OK…the phrase here is how low can you go..think about it…we’re at the point where we should have Federal Budget Surpluses but we’re running huge budget DEFICITS….so how can we finance them…how about we get rates toward zero….the Fed may cut but I’d bet they know they need to inject liquidity (balance sheet expansion right now)……the last time we had a panic into Treasuries the yield went to 1.4% and snapped back to 2%…..when we get clarity or a break in the action…one view is you will be left with easy access to consumer loans…pent up demand…a supply chain that could cause scarcity & higher prices….a huge snap back in growth and rates near zero on 2-10 year paper….if all these profits that huge amounts of bond players are sitting on want to actualize (sell)…who’s going to buy (maybe the Fed?)…we are now seeing what happens ( in stocks) when a hugely populated bulls party ends with the scream of FIRE! Liquidity is an issue as ORDER IMBALANCES expose inefficiencies in the financial system. If you’re in enjoy the ride and the yields you locked in but we said the trend is UP on TLT for a long while now but the 200 day average is in area 138 and we trade 155….a move between say here to 165 could be a time to fade.

US Dollar

We’ve been talking trading range here for more than a year and recently we peeked out above 9950 DXY…but 100 is the real Wall….and the about face from that area reinforces that belief…..if we close above 100 the risk of a melt up exist (98 area now)…otherwise our opinion is Fed printing & huge budget deficits..Admin desire for weaker dollar..makes south bound logical. Yen Pound Euro ect…..all paper currencies look a bit questionable currently.

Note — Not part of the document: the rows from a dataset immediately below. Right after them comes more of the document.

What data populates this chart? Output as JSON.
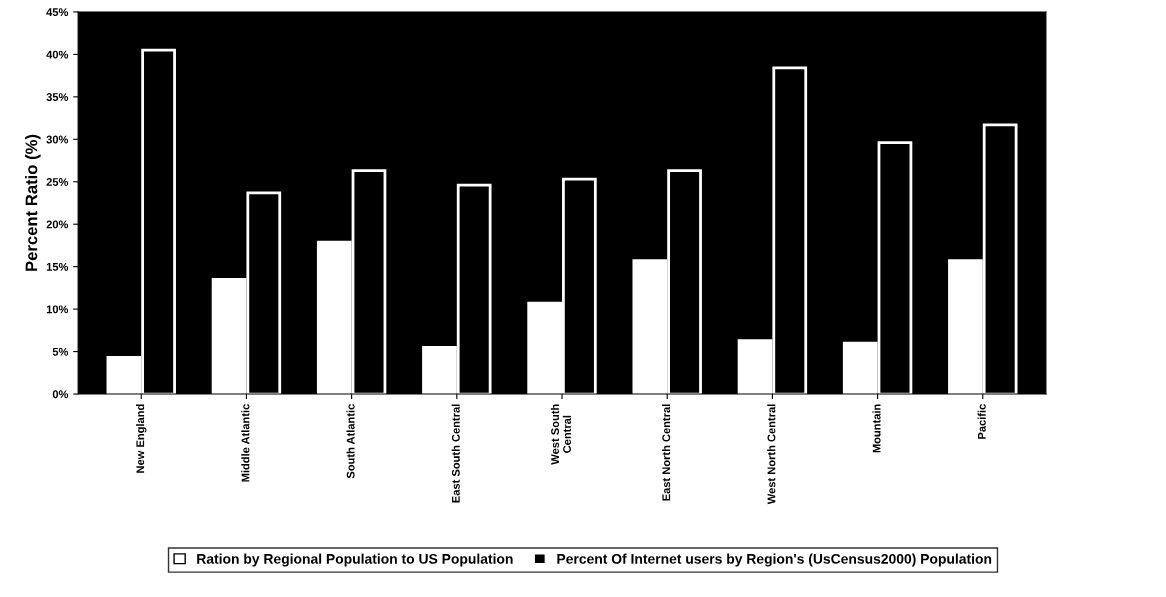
{
  "chart_data": {
    "type": "bar",
    "ylabel": "Percent Ratio (%)",
    "categories": [
      "New England",
      "Middle Atlantic",
      "South Atlantic",
      "East South Central",
      "West South\nCentral",
      "East North Central",
      "West North Central",
      "Mountain",
      "Pacific"
    ],
    "series": [
      {
        "name": "Ration by Regional Population to US Population",
        "color": "#ffffff",
        "values": [
          4.3,
          13.5,
          17.9,
          5.5,
          10.7,
          15.7,
          6.3,
          6.0,
          15.7
        ]
      },
      {
        "name": "Percent Of Internet users by Region's (UsCensus2000) Population",
        "color": "#000000",
        "values": [
          40.5,
          23.7,
          26.3,
          24.6,
          25.3,
          26.3,
          38.4,
          29.6,
          31.7
        ]
      }
    ],
    "ylim": [
      0,
      45
    ],
    "yticks": [
      {
        "value": 0,
        "label": "0%"
      },
      {
        "value": 5,
        "label": "5%"
      },
      {
        "value": 10,
        "label": "10%"
      },
      {
        "value": 15,
        "label": "15%"
      },
      {
        "value": 20,
        "label": "20%"
      },
      {
        "value": 25,
        "label": "25%"
      },
      {
        "value": 30,
        "label": "30%"
      },
      {
        "value": 35,
        "label": "35%"
      },
      {
        "value": 40,
        "label": "40%"
      },
      {
        "value": 45,
        "label": "45%"
      }
    ],
    "grid": false,
    "legend": "bottom"
  }
}
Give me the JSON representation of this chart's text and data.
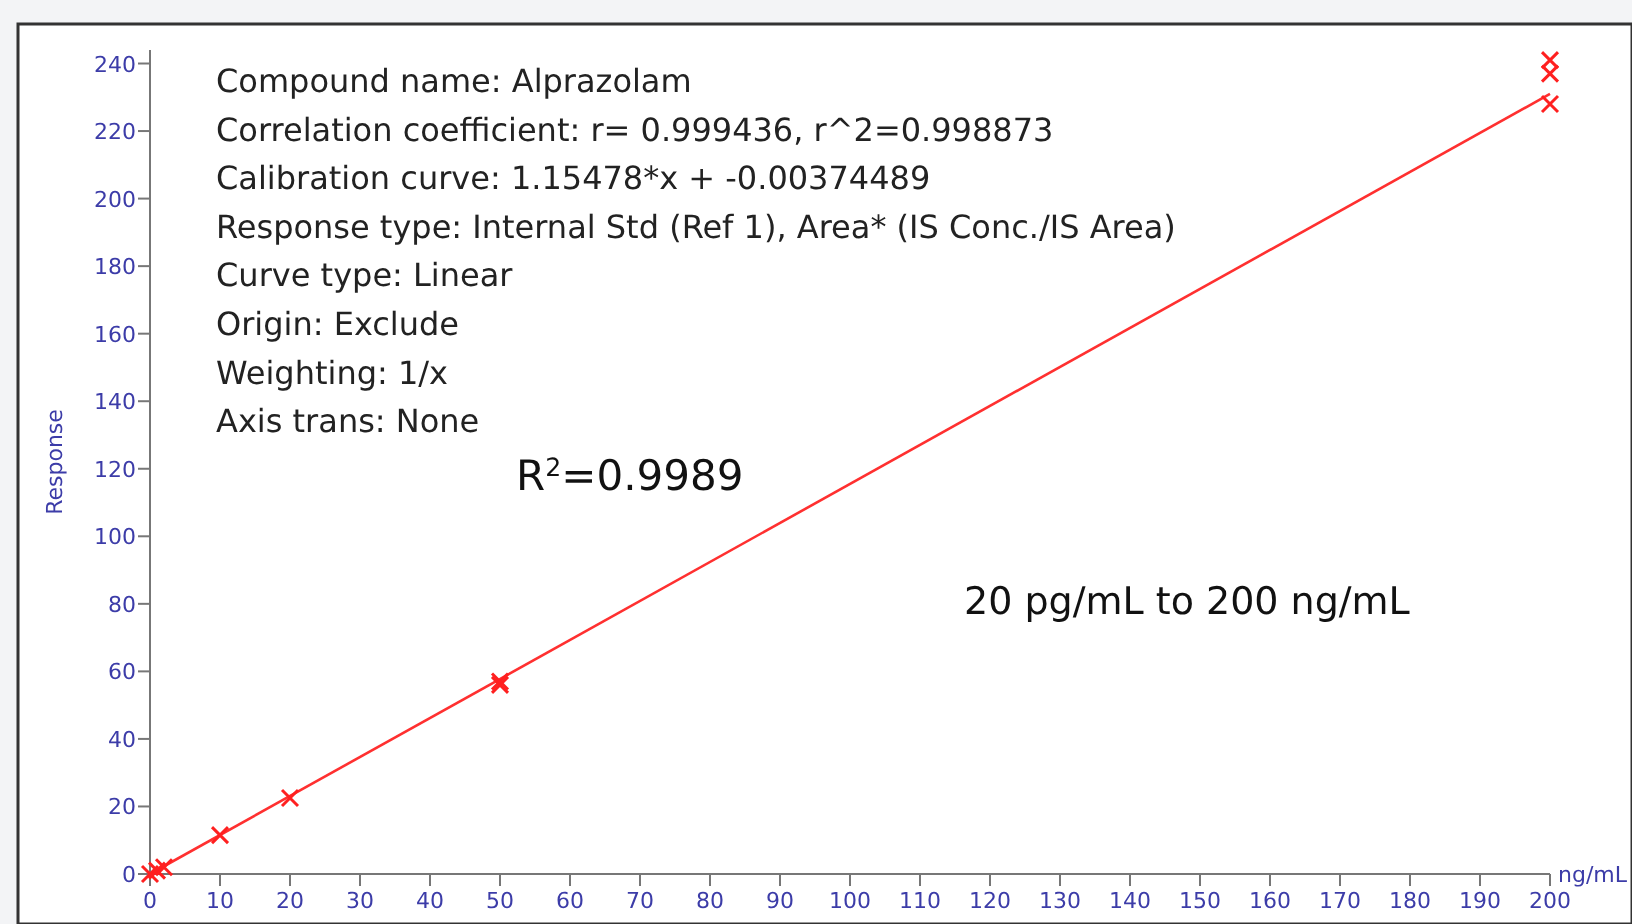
{
  "chart_data": {
    "type": "scatter",
    "xlabel": "ng/mL",
    "ylabel": "Response",
    "xlim": [
      0,
      200
    ],
    "ylim": [
      0,
      244
    ],
    "xticks": [
      0,
      10,
      20,
      30,
      40,
      50,
      60,
      70,
      80,
      90,
      100,
      110,
      120,
      130,
      140,
      150,
      160,
      170,
      180,
      190,
      200
    ],
    "yticks": [
      0,
      20,
      40,
      60,
      80,
      100,
      120,
      140,
      160,
      180,
      200,
      220,
      240
    ],
    "marker": "cross",
    "grid": false,
    "series": [
      {
        "color": "#ff2020",
        "x": [
          0,
          1,
          2,
          10,
          20,
          50,
          50,
          200,
          200,
          200
        ],
        "values": [
          0,
          1,
          2,
          11.5,
          22.5,
          56,
          57,
          241,
          237,
          228
        ]
      },
      {
        "type": "line",
        "color": "#ff3030",
        "x": [
          0,
          200
        ],
        "values": [
          0,
          231
        ],
        "marker": "none",
        "line_style": "solid"
      }
    ],
    "annotations": [
      "Compound name: Alprazolam",
      "Correlation coefficient: r= 0.999436, r^2=0.998873",
      "Calibration curve: 1.15478*x + -0.00374489",
      "Response type: Internal Std (Ref 1), Area* (IS Conc./IS Area)",
      "Curve type: Linear",
      "Origin: Exclude",
      "Weighting: 1/x",
      "Axis trans: None",
      "R$^{2}$=0.9989",
      "20 pg/mL to 200 ng/mL"
    ]
  }
}
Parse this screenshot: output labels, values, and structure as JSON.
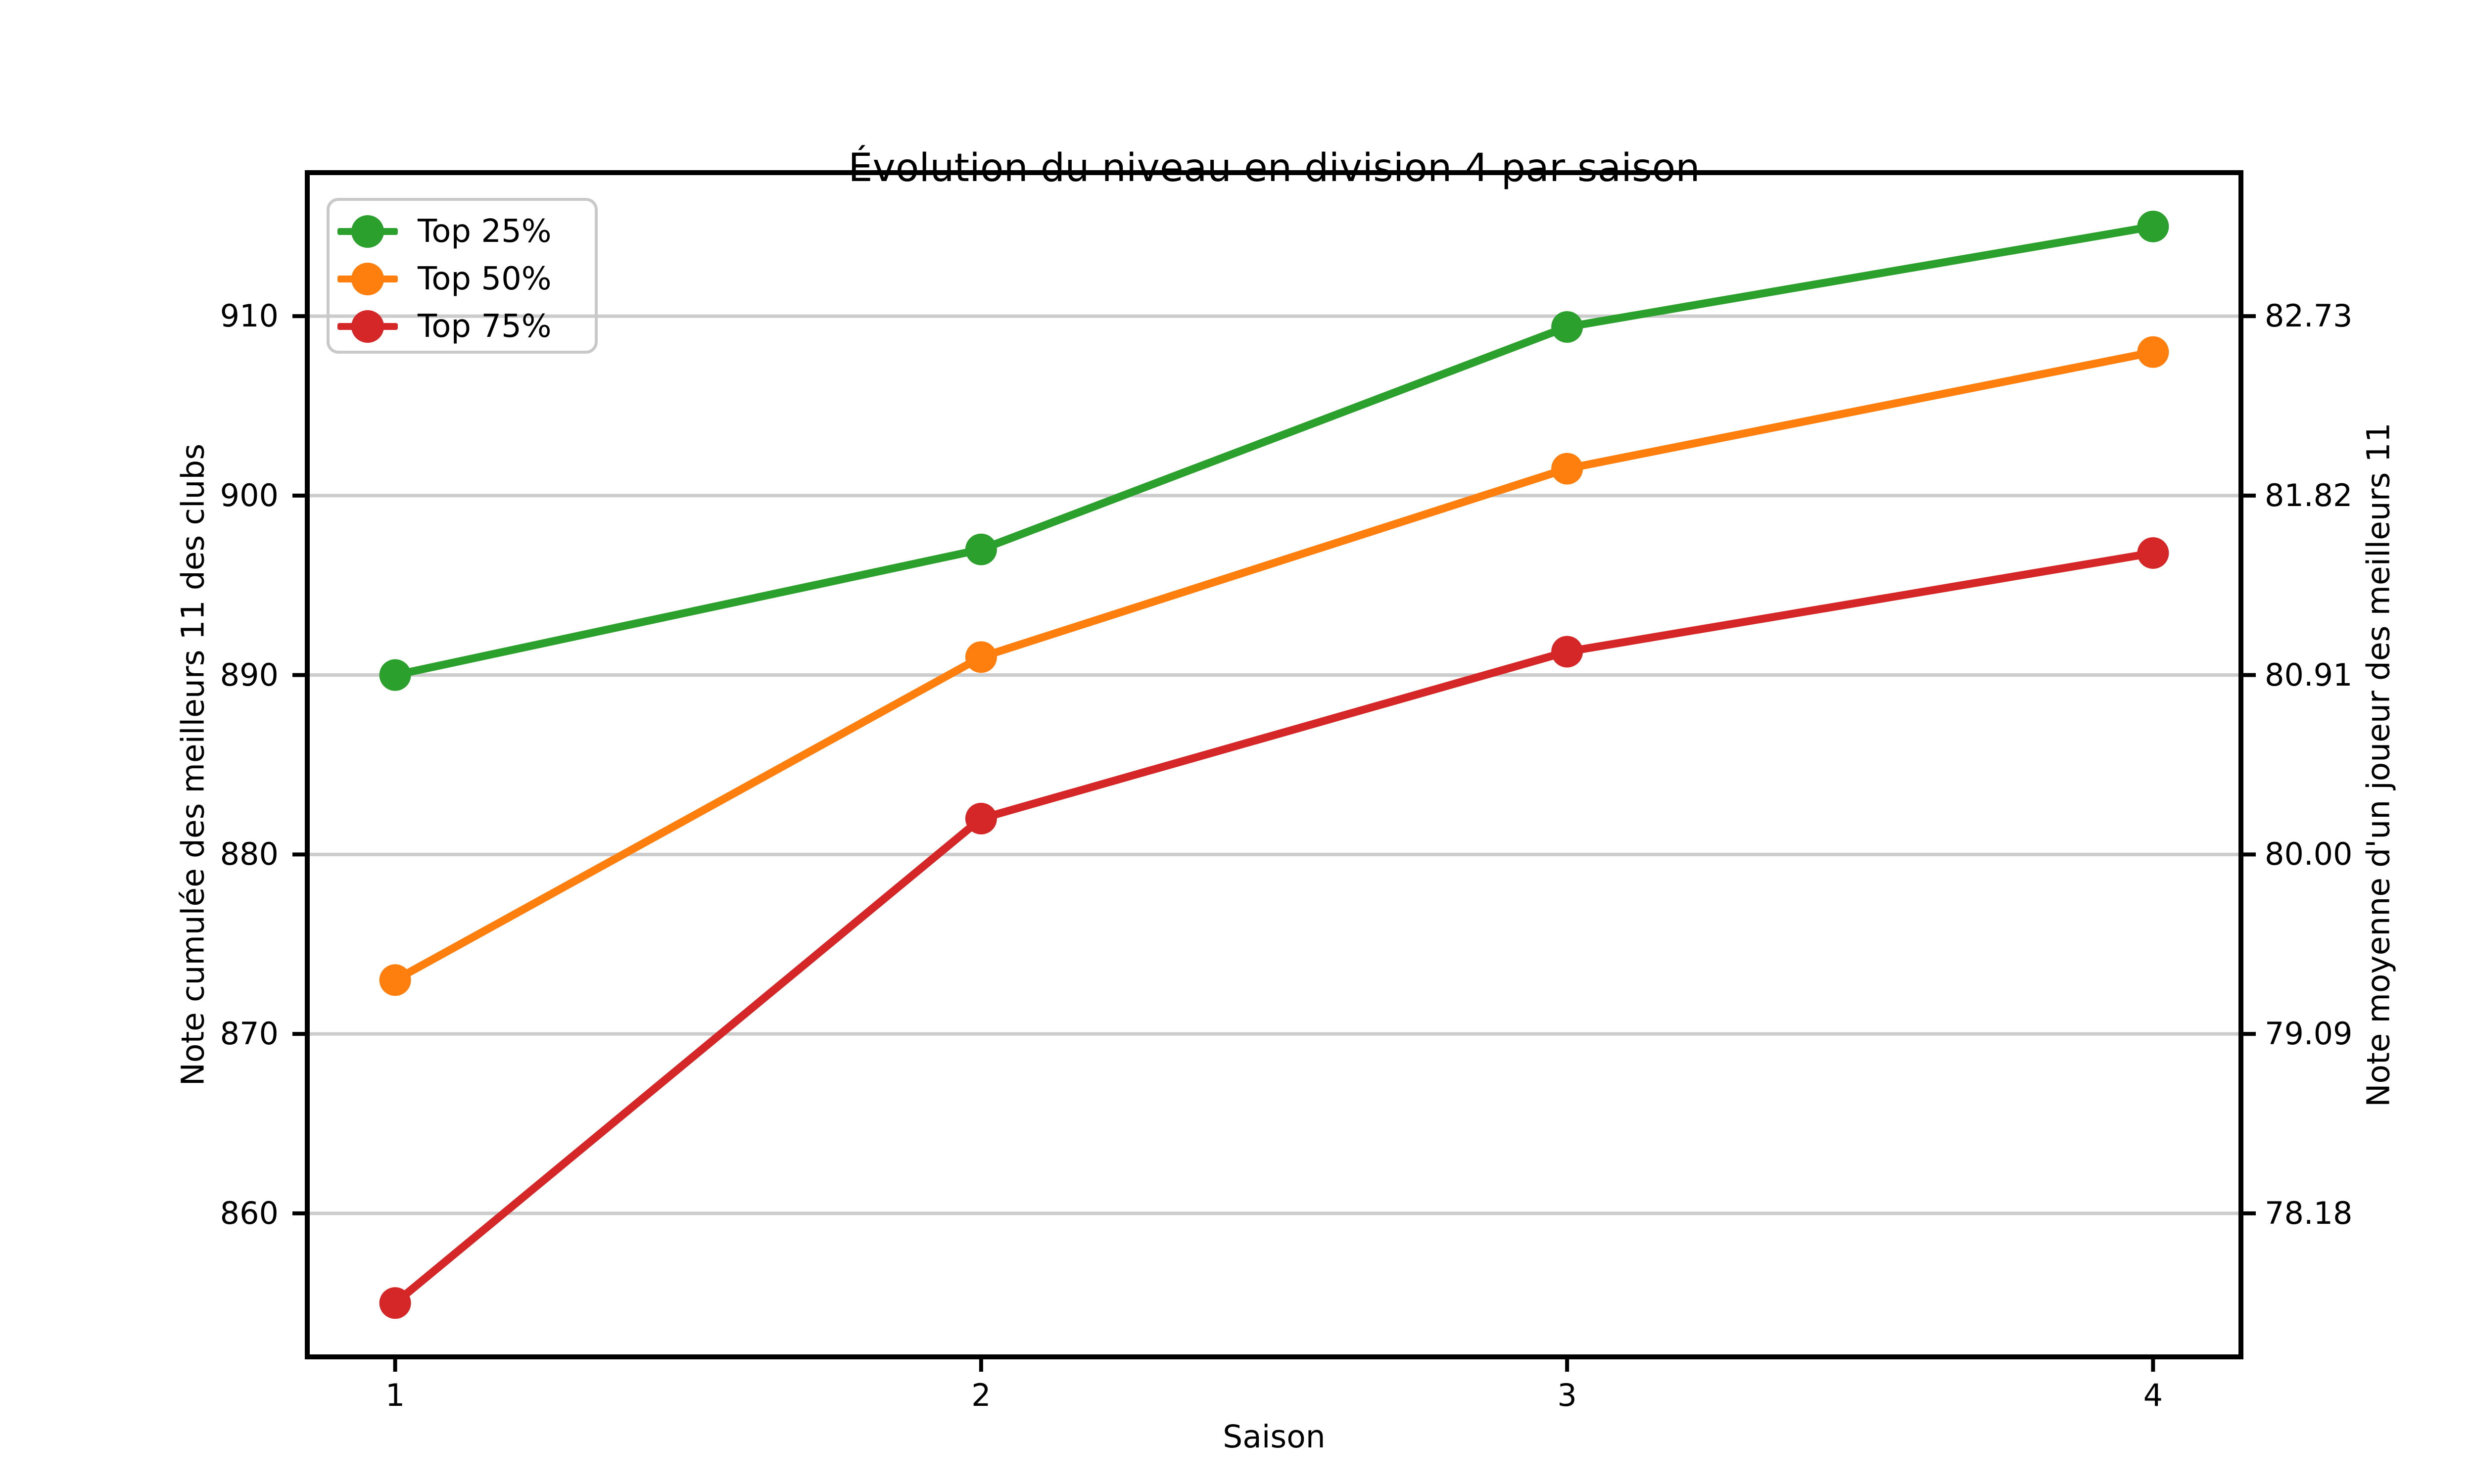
{
  "chart_data": {
    "type": "line",
    "title": "Évolution du niveau en division 4 par saison",
    "xlabel": "Saison",
    "ylabel_left": "Note cumulée des meilleurs 11 des clubs",
    "ylabel_right": "Note moyenne d'un joueur des meilleurs 11",
    "x": [
      1,
      2,
      3,
      4
    ],
    "series": [
      {
        "name": "Top 25%",
        "color": "#2ca02c",
        "values": [
          890,
          897,
          909.4,
          915
        ]
      },
      {
        "name": "Top 50%",
        "color": "#ff7f0e",
        "values": [
          873,
          891,
          901.5,
          908
        ]
      },
      {
        "name": "Top 75%",
        "color": "#d62728",
        "values": [
          855,
          882,
          891.3,
          896.8
        ]
      }
    ],
    "xlim": [
      0.85,
      4.15
    ],
    "ylim": [
      852,
      918
    ],
    "xticks": {
      "values": [
        1,
        2,
        3,
        4
      ],
      "labels": [
        "1",
        "2",
        "3",
        "4"
      ]
    },
    "yticks_left": {
      "values": [
        860,
        870,
        880,
        890,
        900,
        910
      ],
      "labels": [
        "860",
        "870",
        "880",
        "890",
        "900",
        "910"
      ]
    },
    "yticks_right": {
      "values": [
        860,
        870,
        880,
        890,
        900,
        910
      ],
      "labels": [
        "78.18",
        "79.09",
        "80.00",
        "80.91",
        "81.82",
        "82.73"
      ]
    },
    "grid": "horizontal",
    "grid_color": "#cccccc",
    "spine_color": "#000000",
    "background_color": "#ffffff",
    "legend": {
      "position": "upper left",
      "items": [
        "Top 25%",
        "Top 50%",
        "Top 75%"
      ]
    },
    "marker": "o"
  }
}
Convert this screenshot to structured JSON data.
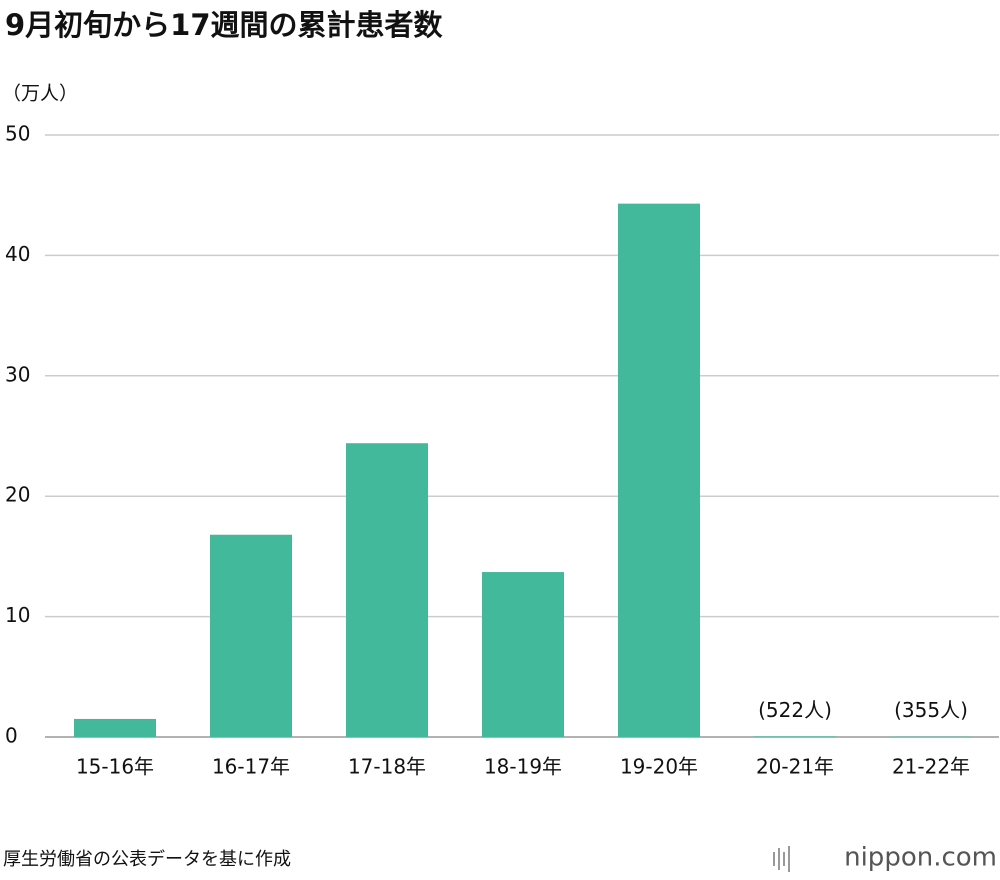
{
  "chart_data": {
    "type": "bar",
    "title": "9月初旬から17週間の累計患者数",
    "y_axis_label": "（万人）",
    "categories": [
      "15-16年",
      "16-17年",
      "17-18年",
      "18-19年",
      "19-20年",
      "20-21年",
      "21-22年"
    ],
    "values": [
      1.5,
      16.8,
      24.4,
      13.7,
      44.3,
      0.0522,
      0.0355
    ],
    "value_labels": [
      null,
      null,
      null,
      null,
      null,
      "(522人)",
      "(355人)"
    ],
    "color": "#42b99b",
    "ylim": [
      0,
      50
    ],
    "yticks": [
      0,
      10,
      20,
      30,
      40,
      50
    ],
    "grid": true,
    "source": "厚生労働省の公表データを基に作成",
    "brand": "nippon.com"
  }
}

OPEC meets this week and as we warned you after the big guys (Saudis) ran the prices to 66 bucks a barrel so they could sell the ARAMCO deal prices could slide back down and a break under 50 could send us sliding if OPEC can’t get uniformity in reducing supply (also said Jan gets a lot of pension buying in stocks & maybe stocks will do like oil after all those monies are in) So Now…let’s see if 40 bucks can hold and if the Saudis can get cooperation on cuts…the oil stocks have gotten so far under their 200 day moving averages & their yields have gotten so high that either they are becoming a Good Buy or they will become a Bye-Bye….electric cars coming…gas is here.Watch RDS.A BP XOM CVX SLB HAL VLO KDI and many more for clues

Gold Silver Copper

We have been all over Gold since it broke 1350 and we told you of Tudor Jones forecast of 1700 per oz…after the move to 1600 we told you of overbought conditions and a possible pull back to 1450-1400 area and a renewed move to the target 1700…we told you of GDX above 17 and 22 and resistance around 30….so now we are pulling back the short term excesses in both Gold & Silver (weaker because of industrial demand stumble)…..what now…we test support 1550-1575 then 1500-1450 and long term averages point to 1375-1400 worst case if we are to remain bullish…if you believe higher prices are ahead because of easy credit..huge deficit spending and a Fed who dreams of inflation & an administration who craves a weaker dollar and worldwide insanity on monetary policy..the obviously you’d see bargains on the dips and plan accordingly.

Grains & other

Here comes more subsidies (not socialism of course because it comes with votes)…and the demand side is on it’s ear…watch for planting & growing news to increase volatility…..tough times sometimes don’t last forever

REMEMBER There is a substantial risk of loss in option trading and short term trading and it is not right for everyone. Consult your brokerage firm, broker, advisor to determine your own suitability.. Past performance is not necessarily indicative of future results. USE RISK CAPITAL ONLY.